I decided to become a filmmaker when I was about 8 or 9 years old. My parents bought an old VHS camcorder and I started making home movies. I found it as a way to get the stories and pictures out of my head . . . plus it was really fun to make short movies, show them to family and friends, and watch their reactions. I was in the 10th grade when I entered one of my short films into a small student film festival in Dakota County. I won for Best Short film, and it made me realize that I could potentially do this for a living. I started to really study film in my senior year of high school, and went on to produce my first feature length movie called, Five Days. We premiered at a Minneapolis theater called The Red Eye to a sold out house and that just gave me the boost that I really needed to continue making movies til this day.
How did you come up with the name “Team Chow Fa” for your production team?
Team Chow Fa came about in July of 2006 when we entered in the 48-Hour Film Festival. Since we were already so involved with all the social activism work trying to raise awareness about the Hmong being persecuted in Laos, I thought it would be a great opportunity to bring up the name to raise more awareness. The Chow Fa (Cob Fab) were also guerrilla fighters, and since we were guerilla-style filmmakers, I thought that it made sense. This small but dedicated production crew was only two days old when they won the Best Cinematography, Best Original Score, and Best Technical Use of Sound awards at the annual 48-Hour Short Film competition in July 2006.
What’s the hardest part of making a film?
No Time and no money.

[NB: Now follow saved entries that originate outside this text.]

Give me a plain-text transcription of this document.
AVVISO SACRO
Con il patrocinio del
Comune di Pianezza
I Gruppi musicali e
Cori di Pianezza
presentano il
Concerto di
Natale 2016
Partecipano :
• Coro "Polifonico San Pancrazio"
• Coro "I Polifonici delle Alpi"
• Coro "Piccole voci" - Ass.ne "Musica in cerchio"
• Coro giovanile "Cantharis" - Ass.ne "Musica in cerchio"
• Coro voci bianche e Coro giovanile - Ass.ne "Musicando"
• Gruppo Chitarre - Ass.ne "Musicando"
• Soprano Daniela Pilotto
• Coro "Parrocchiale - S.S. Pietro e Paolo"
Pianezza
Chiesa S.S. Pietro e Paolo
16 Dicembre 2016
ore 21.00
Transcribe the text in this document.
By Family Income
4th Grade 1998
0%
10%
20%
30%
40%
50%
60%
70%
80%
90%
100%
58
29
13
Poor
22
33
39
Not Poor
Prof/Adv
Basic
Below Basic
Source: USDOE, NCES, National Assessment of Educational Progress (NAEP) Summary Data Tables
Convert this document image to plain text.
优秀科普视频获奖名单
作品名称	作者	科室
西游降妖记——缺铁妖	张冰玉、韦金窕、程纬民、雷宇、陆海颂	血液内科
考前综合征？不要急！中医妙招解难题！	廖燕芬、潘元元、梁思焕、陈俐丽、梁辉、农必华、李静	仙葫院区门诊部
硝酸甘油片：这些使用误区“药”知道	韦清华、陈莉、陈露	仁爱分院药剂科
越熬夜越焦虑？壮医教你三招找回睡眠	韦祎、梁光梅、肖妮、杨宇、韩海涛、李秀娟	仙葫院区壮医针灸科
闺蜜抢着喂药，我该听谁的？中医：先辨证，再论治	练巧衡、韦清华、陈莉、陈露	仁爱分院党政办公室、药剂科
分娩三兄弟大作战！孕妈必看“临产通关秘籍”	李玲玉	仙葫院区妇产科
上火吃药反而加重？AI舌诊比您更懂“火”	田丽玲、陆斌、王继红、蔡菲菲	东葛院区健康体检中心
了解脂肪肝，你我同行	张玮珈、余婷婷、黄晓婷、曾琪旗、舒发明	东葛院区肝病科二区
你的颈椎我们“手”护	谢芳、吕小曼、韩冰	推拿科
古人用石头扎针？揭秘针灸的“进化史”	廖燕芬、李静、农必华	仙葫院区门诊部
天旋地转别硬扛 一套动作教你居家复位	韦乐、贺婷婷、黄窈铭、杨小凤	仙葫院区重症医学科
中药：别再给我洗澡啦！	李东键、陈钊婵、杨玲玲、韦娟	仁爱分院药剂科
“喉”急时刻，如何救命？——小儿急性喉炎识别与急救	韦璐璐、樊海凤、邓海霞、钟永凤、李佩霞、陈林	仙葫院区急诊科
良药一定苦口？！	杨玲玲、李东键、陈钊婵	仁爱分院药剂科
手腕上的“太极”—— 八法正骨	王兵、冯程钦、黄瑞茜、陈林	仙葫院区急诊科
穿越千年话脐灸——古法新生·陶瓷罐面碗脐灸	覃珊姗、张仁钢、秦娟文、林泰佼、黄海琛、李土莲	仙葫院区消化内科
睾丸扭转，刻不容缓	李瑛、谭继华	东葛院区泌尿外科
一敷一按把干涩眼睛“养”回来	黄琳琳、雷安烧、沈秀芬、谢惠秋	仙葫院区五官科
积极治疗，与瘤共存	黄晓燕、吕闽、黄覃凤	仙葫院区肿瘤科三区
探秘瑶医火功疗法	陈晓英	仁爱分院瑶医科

Did I mention time and money?
Are there any particular messages you want your audiences to get?
I guess this depends on the film. Ultimately, though, I guess all my films speak about looking inside yourself and accepting the truths that we sometimes hide. This creates a lot of the problems that we face in everyday life. I also like talking about love and the power of it with friends, family, strangers . . . does that make sense? Basically, I say that we all are in charge of saving one another.
What are your plans for upcoming projects?
Well, I’m planning on going to Thailand this winter to film a movie about the Cob Fab called Free Land. It’s about a young boy who survives a raid on his camp, and follows the path to the Free Land that his mother tells him about in a bedtime story.
I will also be working on a full length animation with artists from Hmongartists.net. I also hope to produce a play for CHAT.